As I pointed out in this space last week, if Colorado and Colorado Springs continue their historic growth rates for the next 83 years, in 2100 we'll be a sprawling city of 6 million people in a state of 34 million inhabitants.
That's not a cheerful prospect. Such growth will irrevocably change the city and the state, and there's not much we can do about it, short of seceding from the Union, securing our extensive borders and limiting families to 1.4 children.
Distasteful as it may seem to many, He Whose Name Must Not Be Spoken is the president. If this unfortunate turn of events fills you with dread, anguish and disbelief, it's still only four years.
It could be worse — how'd you like to be drug billionaire El Chapo, looking at life in the slam? Four years? C'mon, we can do that sitting on our hands.
We're prisoners of fate and circumstance, so rather than obsess over the feral billionaires who now run things, let's work on creating a better future for our state and city.
[pullquote-1] I know — you think I'm going to go all sustainability on you. Sure, it makes sense to rip up your lawn and plant a vegetable garden, garage your car and bike it, put up roof solar, turn the thermostat way down in the winter and eschew air conditioning in the summer, and lower your carbon footprint whenever possible. Alas, such behavior will only encourage more people to settle here, thereby negating any local environmental or social benefit.
Our goal: make our city and state unattractive. It won't be easy, but it can be done. Look at Detroit, which managed to lose half its population in a few decades, despite trying its best to retain them.
So here's an eight-step program to make Colorado the lamest state in the nation!
• Immediately enact a radically progressive state income tax, 50 percent on incomes above $300,000. No more doctors, attorneys, successful small businesses or wealthy entrepreneurs. Good riddance to all of you!
• Institute a confiscatory state property tax on second homes. Too bad, Vail, Aspen, Breckenridge, but we need the revenue. And if the richies depart en masse and abandon their luxo homes, we'll have plenty of state-owned affordable housing units.
• Abolish the Colorado Department of Transportation. No more billion-dollar highway maintenance bills. Who needs roads? They're just for tourists and business travel, and we need to cut down on both.

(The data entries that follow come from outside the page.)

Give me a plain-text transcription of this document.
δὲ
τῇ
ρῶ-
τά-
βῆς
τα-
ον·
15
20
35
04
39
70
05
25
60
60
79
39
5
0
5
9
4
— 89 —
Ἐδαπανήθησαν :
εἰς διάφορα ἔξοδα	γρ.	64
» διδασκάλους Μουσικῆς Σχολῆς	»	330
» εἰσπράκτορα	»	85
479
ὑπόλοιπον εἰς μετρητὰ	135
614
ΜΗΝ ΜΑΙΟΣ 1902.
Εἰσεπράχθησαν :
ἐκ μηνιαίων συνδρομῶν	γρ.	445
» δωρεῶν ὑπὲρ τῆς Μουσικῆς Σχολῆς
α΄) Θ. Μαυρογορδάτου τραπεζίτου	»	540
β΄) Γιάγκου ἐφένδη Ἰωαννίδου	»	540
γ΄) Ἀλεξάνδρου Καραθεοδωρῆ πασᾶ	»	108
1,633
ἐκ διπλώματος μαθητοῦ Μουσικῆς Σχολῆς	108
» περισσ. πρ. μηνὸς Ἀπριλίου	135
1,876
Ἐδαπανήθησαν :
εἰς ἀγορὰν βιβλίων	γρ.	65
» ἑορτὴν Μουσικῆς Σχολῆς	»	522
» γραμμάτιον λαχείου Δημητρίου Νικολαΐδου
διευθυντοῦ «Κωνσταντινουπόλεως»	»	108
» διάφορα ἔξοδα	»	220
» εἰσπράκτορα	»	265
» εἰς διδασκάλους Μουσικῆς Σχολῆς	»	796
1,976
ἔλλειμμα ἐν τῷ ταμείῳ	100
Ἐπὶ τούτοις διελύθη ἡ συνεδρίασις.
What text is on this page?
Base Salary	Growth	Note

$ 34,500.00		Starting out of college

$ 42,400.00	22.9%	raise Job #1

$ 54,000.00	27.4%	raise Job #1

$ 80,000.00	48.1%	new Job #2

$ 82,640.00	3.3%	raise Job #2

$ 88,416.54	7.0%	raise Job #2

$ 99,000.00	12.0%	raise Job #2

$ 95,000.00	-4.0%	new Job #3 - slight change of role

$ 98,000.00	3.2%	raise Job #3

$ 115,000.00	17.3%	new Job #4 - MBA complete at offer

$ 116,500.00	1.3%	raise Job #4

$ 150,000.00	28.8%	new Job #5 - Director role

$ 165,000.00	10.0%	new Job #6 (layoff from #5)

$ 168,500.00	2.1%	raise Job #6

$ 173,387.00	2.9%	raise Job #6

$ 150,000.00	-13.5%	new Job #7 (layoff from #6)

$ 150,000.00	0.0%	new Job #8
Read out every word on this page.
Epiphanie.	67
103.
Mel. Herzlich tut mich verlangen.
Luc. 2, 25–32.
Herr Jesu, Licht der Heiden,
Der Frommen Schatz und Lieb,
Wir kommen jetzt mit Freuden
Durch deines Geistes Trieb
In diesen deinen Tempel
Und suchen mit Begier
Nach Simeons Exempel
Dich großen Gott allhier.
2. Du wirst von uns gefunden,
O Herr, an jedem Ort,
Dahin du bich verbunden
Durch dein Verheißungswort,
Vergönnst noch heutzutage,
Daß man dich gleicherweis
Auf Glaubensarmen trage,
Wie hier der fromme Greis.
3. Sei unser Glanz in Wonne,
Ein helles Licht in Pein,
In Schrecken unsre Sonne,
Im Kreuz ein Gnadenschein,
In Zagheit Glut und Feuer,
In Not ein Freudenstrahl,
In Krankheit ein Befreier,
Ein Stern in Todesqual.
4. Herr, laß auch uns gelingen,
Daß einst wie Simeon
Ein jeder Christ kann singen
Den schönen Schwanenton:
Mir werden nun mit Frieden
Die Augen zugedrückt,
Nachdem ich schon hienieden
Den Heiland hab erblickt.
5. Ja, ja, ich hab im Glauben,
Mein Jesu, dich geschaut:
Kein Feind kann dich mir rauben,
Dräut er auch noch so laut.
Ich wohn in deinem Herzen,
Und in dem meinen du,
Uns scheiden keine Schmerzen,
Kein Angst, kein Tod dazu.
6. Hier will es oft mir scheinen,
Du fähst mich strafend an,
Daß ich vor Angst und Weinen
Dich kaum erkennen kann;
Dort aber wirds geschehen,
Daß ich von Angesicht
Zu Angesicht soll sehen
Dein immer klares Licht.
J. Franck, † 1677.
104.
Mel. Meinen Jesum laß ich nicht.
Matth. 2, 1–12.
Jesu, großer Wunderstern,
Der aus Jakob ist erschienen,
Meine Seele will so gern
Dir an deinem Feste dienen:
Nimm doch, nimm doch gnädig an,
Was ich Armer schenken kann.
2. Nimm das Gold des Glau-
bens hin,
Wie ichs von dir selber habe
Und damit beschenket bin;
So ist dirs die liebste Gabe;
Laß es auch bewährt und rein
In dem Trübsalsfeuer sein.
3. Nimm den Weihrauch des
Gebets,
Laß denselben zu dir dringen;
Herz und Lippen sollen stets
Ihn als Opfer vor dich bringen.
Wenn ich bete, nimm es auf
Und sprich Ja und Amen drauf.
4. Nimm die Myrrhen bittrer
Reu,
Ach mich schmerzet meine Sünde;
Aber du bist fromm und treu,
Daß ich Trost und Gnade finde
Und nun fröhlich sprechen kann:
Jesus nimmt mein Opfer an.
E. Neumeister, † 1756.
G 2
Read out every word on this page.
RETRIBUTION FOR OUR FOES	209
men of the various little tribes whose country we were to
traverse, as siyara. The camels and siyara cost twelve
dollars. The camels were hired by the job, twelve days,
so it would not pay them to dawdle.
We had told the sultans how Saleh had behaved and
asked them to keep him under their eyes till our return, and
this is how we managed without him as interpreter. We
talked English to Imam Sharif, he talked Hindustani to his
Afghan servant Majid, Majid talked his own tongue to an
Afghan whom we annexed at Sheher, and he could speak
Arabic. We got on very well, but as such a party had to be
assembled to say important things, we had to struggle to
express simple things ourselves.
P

• No more unsightly cell phone towers. We're all going to be a lot poorer, so let's get rid of our phone bills — it'll give us more time to cultivate our vegetable gardens and repair our aging vehicles.
• Support a state-funded genetic engineering initiative to create larger, more vicious and more intelligent mountain lions, wolves and reintroduced grizzly bears. That'll keep hikers, mountain bikers and recreationists out of our treasured wildlands!
• Stop fluoridating our drinking water. Since we won't have any more dentists, that'll give us a toothless, shabby Deliverance vibe.
• Close Denver International Airport, and all other commercial airports. We shouldn't be travel enablers, encouraging potential new residents to check out the state. Colorado needs to be inaccessible, dangerous and inhospitable.
• Finally, don't be nice to visitors and new residents. Work on your menacing glare, carry your sidearm openly and force cars with out-of-state plates off the road.
None of this will be easy, and we'll need help from Washington. Somehow, the president will have to find funds in the federal budget to supplant our lost revenue as we transition from the most to the least desirable state.
So here's a suggestion. The president should immediately pardon Joaquín Guzmán (aka El Chapo), in consideration of the immediate payment of a fine of $2 billion. After all, Guzman is merely the CEO of a successful business enterprise, like Lehman Brothers or Volkswagen — why should he be singled out for such harsh treatment?
The fine would be used to establish the Colorado poverty mitigation fund, which we'll definitely need in the years to come.
Meanwhile, El Chapo would be an amazing director of the Drug Enforcement Agency and/or Chief Wall Builder. Choosing him would be a vital first step in making America ... oh, well.